I don't quite get this paragraph. Do you suggest that the failure of Aumanns disagreement theorem would be "crazy"? I know his result has become widely accepted in some circles (including, I think, LessWrong) but
a) the conclusion of the theorem is highly counterintuitive, which should make us suspicious, and
b) it relies on Aumann's own specific formalization of "common knowledge" (mentioned under "alternative accounts" in SEP) which may very well be fatally flawed and not be instantiated in rational agents, let alone in actual ones.
It has always baffled me that some people (including economists and LW style rationalists) celebrate a result which relies on the, as you argued, highly questionable, concept of common knowledge, or at least one specific formalization of it.

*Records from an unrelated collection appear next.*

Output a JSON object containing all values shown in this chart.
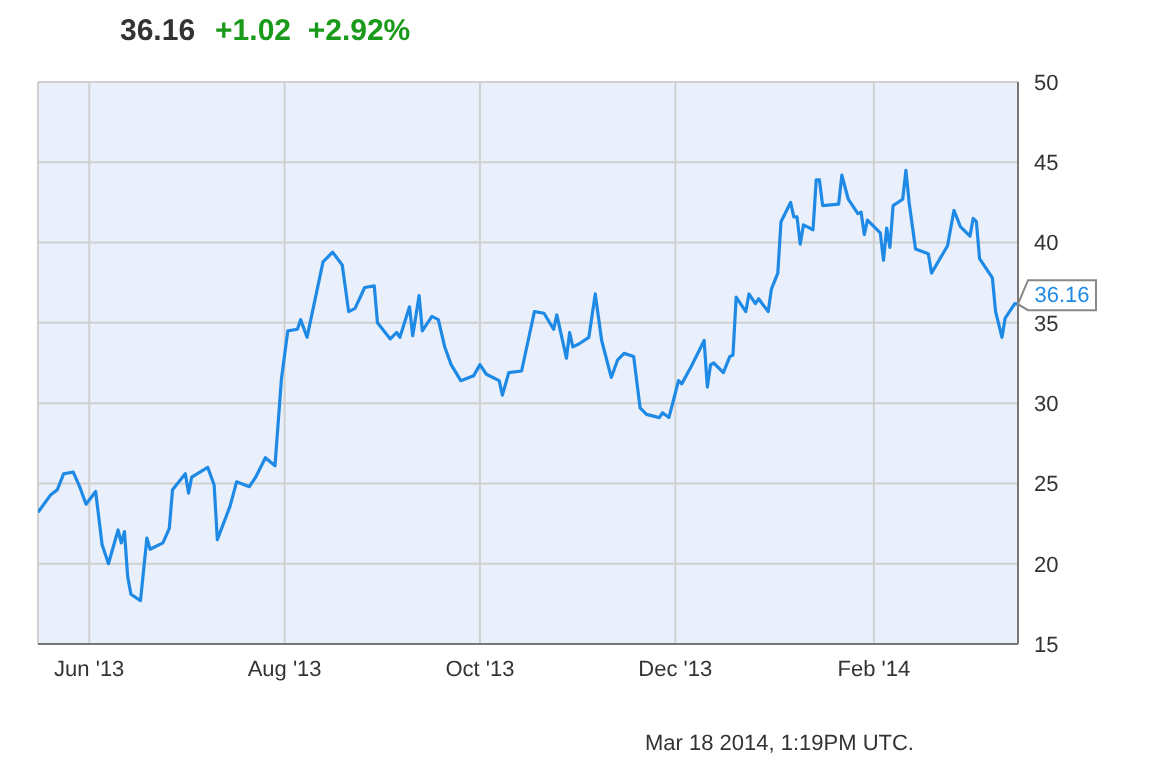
{
  "chart_data": {
    "type": "line",
    "title": "36.16",
    "subtitle": "+1.02  +2.92%",
    "x": [
      "2013-05-16",
      "2013-05-20",
      "2013-05-22",
      "2013-05-24",
      "2013-05-27",
      "2013-05-29",
      "2013-05-31",
      "2013-06-03",
      "2013-06-05",
      "2013-06-07",
      "2013-06-10",
      "2013-06-11",
      "2013-06-12",
      "2013-06-13",
      "2013-06-14",
      "2013-06-17",
      "2013-06-19",
      "2013-06-20",
      "2013-06-24",
      "2013-06-26",
      "2013-06-27",
      "2013-07-01",
      "2013-07-02",
      "2013-07-03",
      "2013-07-08",
      "2013-07-10",
      "2013-07-11",
      "2013-07-15",
      "2013-07-17",
      "2013-07-21",
      "2013-07-23",
      "2013-07-26",
      "2013-07-29",
      "2013-07-31",
      "2013-08-02",
      "2013-08-05",
      "2013-08-06",
      "2013-08-08",
      "2013-08-13",
      "2013-08-16",
      "2013-08-19",
      "2013-08-21",
      "2013-08-23",
      "2013-08-26",
      "2013-08-29",
      "2013-08-30",
      "2013-09-03",
      "2013-09-05",
      "2013-09-06",
      "2013-09-09",
      "2013-09-10",
      "2013-09-12",
      "2013-09-13",
      "2013-09-16",
      "2013-09-18",
      "2013-09-20",
      "2013-09-22",
      "2013-09-25",
      "2013-09-29",
      "2013-10-01",
      "2013-10-03",
      "2013-10-07",
      "2013-10-08",
      "2013-10-10",
      "2013-10-14",
      "2013-10-18",
      "2013-10-21",
      "2013-10-24",
      "2013-10-25",
      "2013-10-28",
      "2013-10-29",
      "2013-10-30",
      "2013-11-01",
      "2013-11-04",
      "2013-11-06",
      "2013-11-08",
      "2013-11-11",
      "2013-11-13",
      "2013-11-15",
      "2013-11-18",
      "2013-11-20",
      "2013-11-22",
      "2013-11-26",
      "2013-11-27",
      "2013-11-29",
      "2013-12-02",
      "2013-12-03",
      "2013-12-06",
      "2013-12-10",
      "2013-12-11",
      "2013-12-12",
      "2013-12-13",
      "2013-12-16",
      "2013-12-18",
      "2013-12-19",
      "2013-12-20",
      "2013-12-23",
      "2013-12-24",
      "2013-12-26",
      "2013-12-27",
      "2013-12-30",
      "2013-12-31",
      "2014-01-02",
      "2014-01-03",
      "2014-01-06",
      "2014-01-07",
      "2014-01-08",
      "2014-01-09",
      "2014-01-10",
      "2014-01-13",
      "2014-01-14",
      "2014-01-15",
      "2014-01-16",
      "2014-01-21",
      "2014-01-22",
      "2014-01-24",
      "2014-01-27",
      "2014-01-28",
      "2014-01-29",
      "2014-01-30",
      "2014-02-03",
      "2014-02-04",
      "2014-02-05",
      "2014-02-06",
      "2014-02-07",
      "2014-02-10",
      "2014-02-11",
      "2014-02-12",
      "2014-02-14",
      "2014-02-18",
      "2014-02-19",
      "2014-02-24",
      "2014-02-26",
      "2014-02-28",
      "2014-03-03",
      "2014-03-04",
      "2014-03-05",
      "2014-03-06",
      "2014-03-10",
      "2014-03-11",
      "2014-03-13",
      "2014-03-14",
      "2014-03-17",
      "2014-03-18"
    ],
    "series": [
      {
        "color": "#1f8ae6",
        "values": [
          23.2,
          24.3,
          24.6,
          25.6,
          25.7,
          24.8,
          23.7,
          24.5,
          21.2,
          20.0,
          22.1,
          21.3,
          22.0,
          19.2,
          18.1,
          17.7,
          21.6,
          20.9,
          21.3,
          22.2,
          24.6,
          25.6,
          24.4,
          25.4,
          26.0,
          24.9,
          21.5,
          23.6,
          25.1,
          24.8,
          25.4,
          26.6,
          26.1,
          31.5,
          34.5,
          34.6,
          35.2,
          34.1,
          38.8,
          39.4,
          38.6,
          35.7,
          35.9,
          37.2,
          37.3,
          35.0,
          34.0,
          34.4,
          34.1,
          36.0,
          34.2,
          36.7,
          34.5,
          35.4,
          35.2,
          33.5,
          32.4,
          31.4,
          31.7,
          32.4,
          31.8,
          31.4,
          30.5,
          31.9,
          32.0,
          35.7,
          35.6,
          34.6,
          35.5,
          32.8,
          34.4,
          33.5,
          33.7,
          34.1,
          36.8,
          33.9,
          31.6,
          32.7,
          33.1,
          32.9,
          29.7,
          29.3,
          29.1,
          29.4,
          29.1,
          31.4,
          31.2,
          32.3,
          33.9,
          31.0,
          32.4,
          32.5,
          31.9,
          32.9,
          33.0,
          36.6,
          35.7,
          36.8,
          36.2,
          36.5,
          35.7,
          37.1,
          38.1,
          41.3,
          42.5,
          41.6,
          41.6,
          39.9,
          41.1,
          40.8,
          43.9,
          43.9,
          42.3,
          42.4,
          44.2,
          42.7,
          41.8,
          41.9,
          40.5,
          41.4,
          40.6,
          38.9,
          40.9,
          39.7,
          42.3,
          42.7,
          44.5,
          42.5,
          39.6,
          39.3,
          38.1,
          39.8,
          42.0,
          41.0,
          40.4,
          41.5,
          41.3,
          39.0,
          37.8,
          35.7,
          34.1,
          35.3,
          36.2,
          36.16
        ]
      }
    ],
    "xlim": [
      "2013-05-16",
      "2014-03-18"
    ],
    "xticks": [
      {
        "value": "2013-06-01",
        "label": "Jun '13"
      },
      {
        "value": "2013-08-01",
        "label": "Aug '13"
      },
      {
        "value": "2013-10-01",
        "label": "Oct '13"
      },
      {
        "value": "2013-12-01",
        "label": "Dec '13"
      },
      {
        "value": "2014-02-01",
        "label": "Feb '14"
      }
    ],
    "ylim": [
      15,
      50
    ],
    "yticks": [
      15,
      20,
      25,
      30,
      35,
      40,
      45,
      50
    ],
    "grid": true,
    "marker": "none",
    "line_style": "solid",
    "annotations": [
      {
        "text": "36.16",
        "x": "2014-03-18",
        "y": 36.16
      },
      "Mar 18 2014, 1:19PM UTC."
    ]
  }
}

To be clear, rejecting Aumann's account of common knowledge would make his proof unsound (albeit still valid), but it would not solve the general "disagreement paradox", the counterintuitive conclusion that rational disagreements seem to be impossible: There are several other arguments which lead this conclusion, and which do not rely on any notion of common knowledge. (Such as this essay by Richard Feldman, which is quite well-known in philosophy and which makes only very weak assumptions.)
I think the most dangerous version of 3 is a sort of Chesterton's fence, where people get rid of seemingly unjustified social norms without realizing that they where socially beneficial. (Decline in high g birthrates might be an example.) Though social norms are instrumental values, not beliefs, and when a norm was originally motivated by a mistaken belief, it can still be motivated by recognizing that the norm is useful, which doesn't require holding on to the mistaken belief.
Do you have an example for 4? It seems rather abstract and contrived.
Generally, I think the value of believing true things tends to be almost always positive. Examples to the contrary seem mostly contrived (basilisk-like infohazards) or only occur relatively rarely. (E.g. believing a lie makes you more convincing, as you don't technically have to lie when telling the falsehood, but lying is mostly bad or not very good anyway.)
Overall, I think the risks from philosophical progress aren't overly serious while the opportunities are quite large, so the overall EV looks comfortably positive.